Wednesday, December 23, 2015

George Clayton Johnson, RIP

You don’t know this guy. But you saw what he did.



UPDATE, 26 DEC 2015: I learned yesterday evening that I was proceeding from one of several erroneous reports of George Clayton Johnson’s death. Johnson’s son announced his father’s passing on Christmas Day. Lesson learned: check the sources. If the death notice isn’t from the family, it’s likely a hoax, or, as I suppose in this case, a matter of writing the obituary and carelessly printing it before the subject in question has passed away. 



Remember that episode of The Twilight Zone in which Jack Klugman played a game of pool with a deadly serious Jonathan Winters? George Clayton Johnson wrote that, and seven other episodes, including that one in which a very young Robert Redford played Death masquerading as a wounded police officer. Johnson is primarily remembered for his Twilight Zone work, but his story about a shape-shifting, last-of-its-kind salt vampire, “The Man Trap,” was the first episode of Star Trek ever televised, which I expect we’ll hear more about as that air date nears its 50th anniversary on 8 September 2016.


As Monsters of the Week go, the Salt Vampire
was pretty terrifying. Especially if you’re
nine years old and seeing it for the first time.
With respect to Johnson, most of Star Trek’s production people, including actor Leonard Nimoy, were against airing “The Man Trap” first, because they considered it a standard-issue Monster of the Week story. NBC, however, wanted something just like that to draw in viewers. I get the impression Johnson himself wasn’t terribly proud of the script himself, as he never talked about it much. I believe, as Nimoy did (it was in an interview with him in which I learned this story), that Star Trek’s success as a series would have been far more immediate if they had aired the shows by their shooting schedule and presented “The Corbomite Maneuver” first. It would have made for a much more spectacular series premiere.
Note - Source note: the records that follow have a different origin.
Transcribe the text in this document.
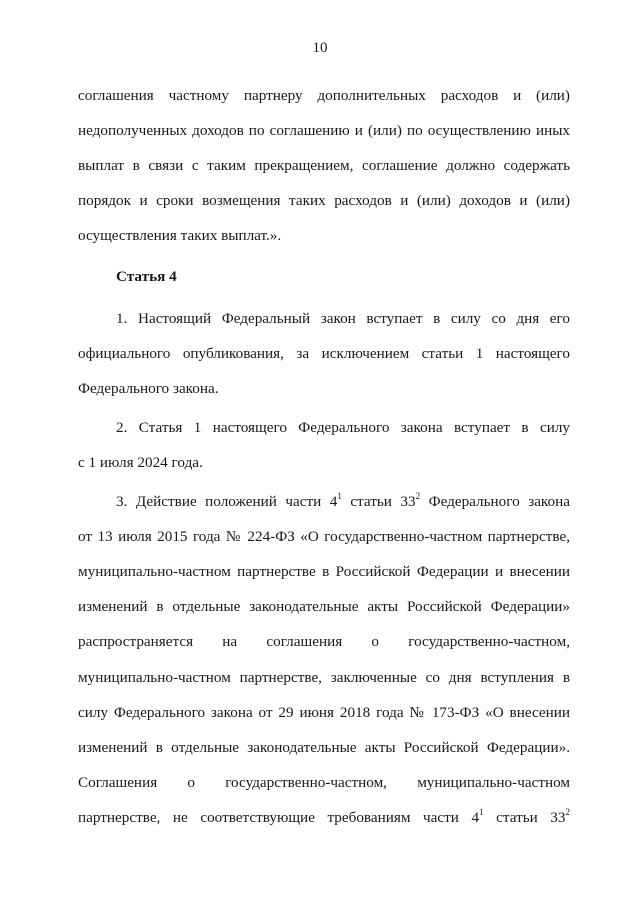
10
соглашения частному партнеру дополнительных расходов и (или)
недополученных доходов по соглашению и (или) по осуществлению иных
выплат в связи с таким прекращением, соглашение должно содержать
порядок и сроки возмещения таких расходов и (или) доходов и (или)
осуществления таких выплат.».
Статья 4
1. Настоящий Федеральный закон вступает в силу со дня его
официального опубликования, за исключением статьи 1 настоящего
Федерального закона.
2. Статья 1 настоящего Федерального закона вступает в силу
с 1 июля 2024 года.
3. Действие положений части $4^1$ статьи $33^2$ Федерального закона
от 13 июля 2015 года № 224-ФЗ «О государственно-частном партнерстве,
муниципально-частном партнерстве в Российской Федерации и внесении
изменений в отдельные законодательные акты Российской Федерации»
распространяется на соглашения о государственно-частном,
муниципально-частном партнерстве, заключенные со дня вступления в
силу Федерального закона от 29 июня 2018 года № 173-ФЗ «О внесении
изменений в отдельные законодательные акты Российской Федерации».
Соглашения о государственно-частном, муниципально-частном
партнерстве, не соответствующие требованиям части $4^1$ статьи $33^2$
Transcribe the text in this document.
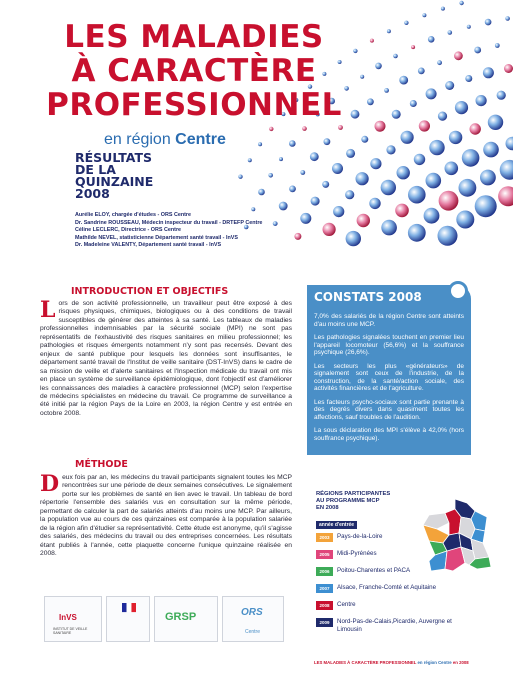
LES MALADIES
À CARACTÈRE
PROFESSIONNEL
en région Centre
RÉSULTATS
DE LA
QUINZAINE
2008
Aurélie ELOY, chargée d'études - ORS Centre
Dr. Sandrine ROUSSEAU, Médecin inspecteur du travail - DRTEFP Centre
Céline LECLERC, Directrice - ORS Centre
Mathilde NEVEL, statisticienne Département santé travail - InVS
Dr. Madeleine VALENTY, Département santé travail - InVS
INTRODUCTION ET OBJECTIFS
Lors de son activité professionnelle, un travailleur peut être exposé à des risques physiques, chimiques, biologiques ou à des conditions de travail susceptibles de générer des atteintes à sa santé. Les tableaux de maladies professionnelles indemnisables par la sécurité sociale (MPI) ne sont pas représentatifs de l'exhaustivité des risques sanitaires en milieu professionnel; les pathologies et risques émergents notamment n'y sont pas recensés. Devant des enjeux de santé publique pour lesquels les données sont insuffisantes, le département santé travail de l'Institut de veille sanitaire (DST-InVS) dans le cadre de sa mission de veille et d'alerte sanitaires et l'Inspection médicale du travail ont mis en place un système de surveillance épidémiologique, dont l'objectif est d'améliorer les connaissances des maladies à caractère professionnel (MCP) selon l'expertise de médecins spécialistes en médecine du travail. Ce programme de surveillance a été initié par la région Pays de la Loire en 2003, la région Centre y est entrée en octobre 2008.
MÉTHODE
Deux fois par an, les médecins du travail participants signalent toutes les MCP rencontrées sur une période de deux semaines consécutives. Le signalement porte sur les problèmes de santé en lien avec le travail. Un tableau de bord répertorie l'ensemble des salariés vus en consultation sur la même période, permettant de calculer la part de salariés atteints d'au moins une MCP. Par ailleurs, la population vue au cours de ces quinzaines est comparée à la population salariée de la région afin d'étudier sa représentativité. Cette étude est anonyme, qu'il s'agisse des salariés, des médecins du travail ou des entreprises concernées. Les résultats étant publiés à l'année, cette plaquette concerne l'unique quinzaine réalisée en 2008.
CONSTATS 2008

7,0% des salariés de la région Centre sont atteints d'au moins une MCP.

Les pathologies signalées touchent en premier lieu l'appareil locomoteur (56,6%) et la souffrance psychique (26,6%).

Les secteurs les plus «générateurs» de signalement sont ceux de l'industrie, de la construction, de la santé/action sociale, des activités financières et de l'agriculture.

Les facteurs psycho-sociaux sont partie prenante à des degrés divers dans quasiment toutes les affections, sauf troubles de l'audition.

La sous déclaration des MPI s'élève à 42,0% (hors souffrance psychique).

RÉGIONS PARTICIPANTES
AU PROGRAMME MCP
EN 2008
année d'entrée
2003	Pays-de-la-Loire
2005	Midi-Pyrénées
2006	Poitou-Charentes et PACA
2007	Alsace, Franche-Comté et Aquitaine
2008	Centre
2009	Nord-Pas-de-Calais,Picardie, Auvergne et Limousin
InVS
INSTITUT DE VEILLE SANITAIRE
GRSP	ORS
Centre
LES MALADIES À CARACTÈRE PROFESSIONNEL en région Centre en 2008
Trust me, I’ve not quite scratched the surface
of GCJ’s career. Check out the somewhat
breathless, albeit more comprehensive obituary
where this photo comes from
All that said, any writer worth his salt, myself included, wishes he had one-tenth of one percent of George Clayton Johnson’s résumé, which included far more than Star Trek and The Twilight Zone. (His first sale that became the basis for the original Rat Pack Ocean’s 11 film, for one. Co-writing the novel that became the movie Logan’s Run, for two. There’s more.) George Clayton Johnson was one of those unsung heroes of TV and film who wrote a bunch of stories you remember seeing, but unless you’re a writer, or into classic 1960s TV fandom, you never caught his name. He lived a full, long life, did lots of neat stuff, and, as of 25 December 2015, he’s gone. As the Great Bukowski asked, not so rhetorically, “Where are the replacements?”